To estimate volume flux, we'll need to multiply crossTrackVelocity by ice thickness, so use bedmap2_interp to get ice thickness along the grounding line. We'll also set thickness to zero wherever interpolation returns undefined data:

thickness = bedmap2_interp(gllat,gllon,'thickness');
thickness(isnan(thickness))=0; % zero thickness where undefined

flowAcrossGL = crossTrackVelocity.*thickness;

Plot flow across the grounding line as a function of distance along the grounding line:

figure
plot(x/1000,flowAcrossGL)
xlabel('distance along grounding line (km)')
ylabel('flow across gl (m^3/yr per meter along grounding line)')
box off; axis tight;

You'll notice in the plot above that some flow seems to be negative. How can this be? In some places, a parcel of ice may pass over a sinuous grounding line not once, but three times. Where ice appears to flow upstream, it's actually just regrounding itself temporarily.

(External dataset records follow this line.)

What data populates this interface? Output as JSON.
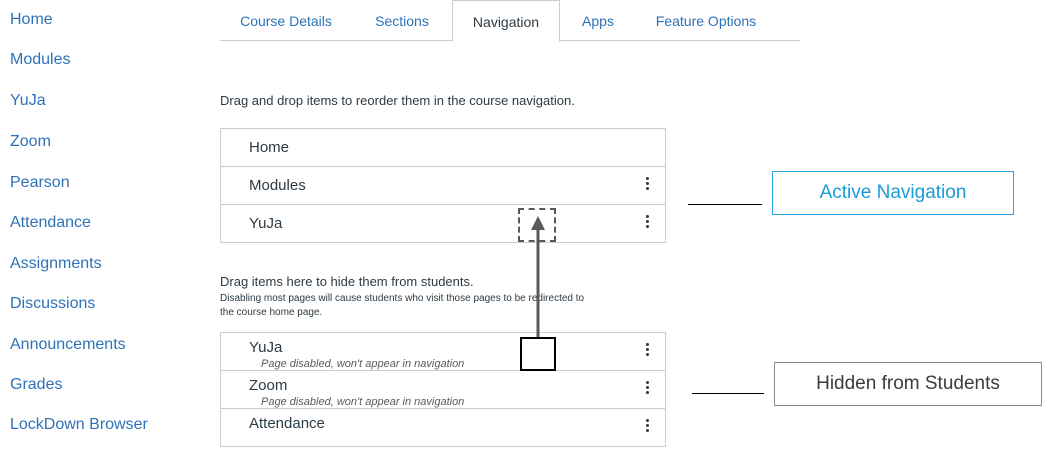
{
  "left_nav": {
    "items": [
      {
        "label": "Home"
      },
      {
        "label": "Modules"
      },
      {
        "label": "YuJa"
      },
      {
        "label": "Zoom"
      },
      {
        "label": "Pearson"
      },
      {
        "label": "Attendance"
      },
      {
        "label": "Assignments"
      },
      {
        "label": "Discussions"
      },
      {
        "label": "Announcements"
      },
      {
        "label": "Grades"
      },
      {
        "label": "LockDown Browser"
      }
    ]
  },
  "tabs": [
    {
      "label": "Course Details"
    },
    {
      "label": "Sections"
    },
    {
      "label": "Navigation",
      "active": true
    },
    {
      "label": "Apps"
    },
    {
      "label": "Feature Options"
    }
  ],
  "instructions": {
    "reorder": "Drag and drop items to reorder them in the course navigation.",
    "hide_title": "Drag items here to hide them from students.",
    "hide_note_line1": "Disabling most pages will cause students who visit those pages to be redirected to",
    "hide_note_line2": "the course home page."
  },
  "active_list": [
    {
      "label": "Home",
      "has_menu": false
    },
    {
      "label": "Modules",
      "has_menu": true
    },
    {
      "label": "YuJa",
      "has_menu": true
    }
  ],
  "hidden_list": [
    {
      "label": "YuJa",
      "sub": "Page disabled, won't appear in navigation",
      "has_menu": true
    },
    {
      "label": "Zoom",
      "sub": "Page disabled, won't appear in navigation",
      "has_menu": true
    },
    {
      "label": "Attendance",
      "sub": "",
      "has_menu": true
    }
  ],
  "callouts": {
    "active": "Active Navigation",
    "hidden": "Hidden from Students"
  },
  "colors": {
    "link": "#2d72b8",
    "text": "#2d3b45",
    "border": "#c7cdd1",
    "active_callout": "#1a9bd7"
  },
  "icons": {
    "row_menu": "kebab-menu-icon",
    "drag_arrow": "arrow-up-icon"
  }
}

We can easily distill all this rich information down to a single value of mass loss if we ignore firn density and say that everything flowing across the grounding line is pure ice. massBalanceGT is taken as the negative to indicate mass loss and multiplied by 1e-12 to convert from kg to GT.

totalVolFlow = sum(flowAcrossGL.*dx);
iceDensity = 917; % kg/m3

massBalanceGT = totalVolFlow*iceDensity*1e-12
massBalanceGT =

  114.5571

This value is in close agreement with 113.5 GT/yr found by Rignot et al., 2013.

Author Info

Chad Greene wrote this example script. Chad claims absolutely no credit for the underlying data.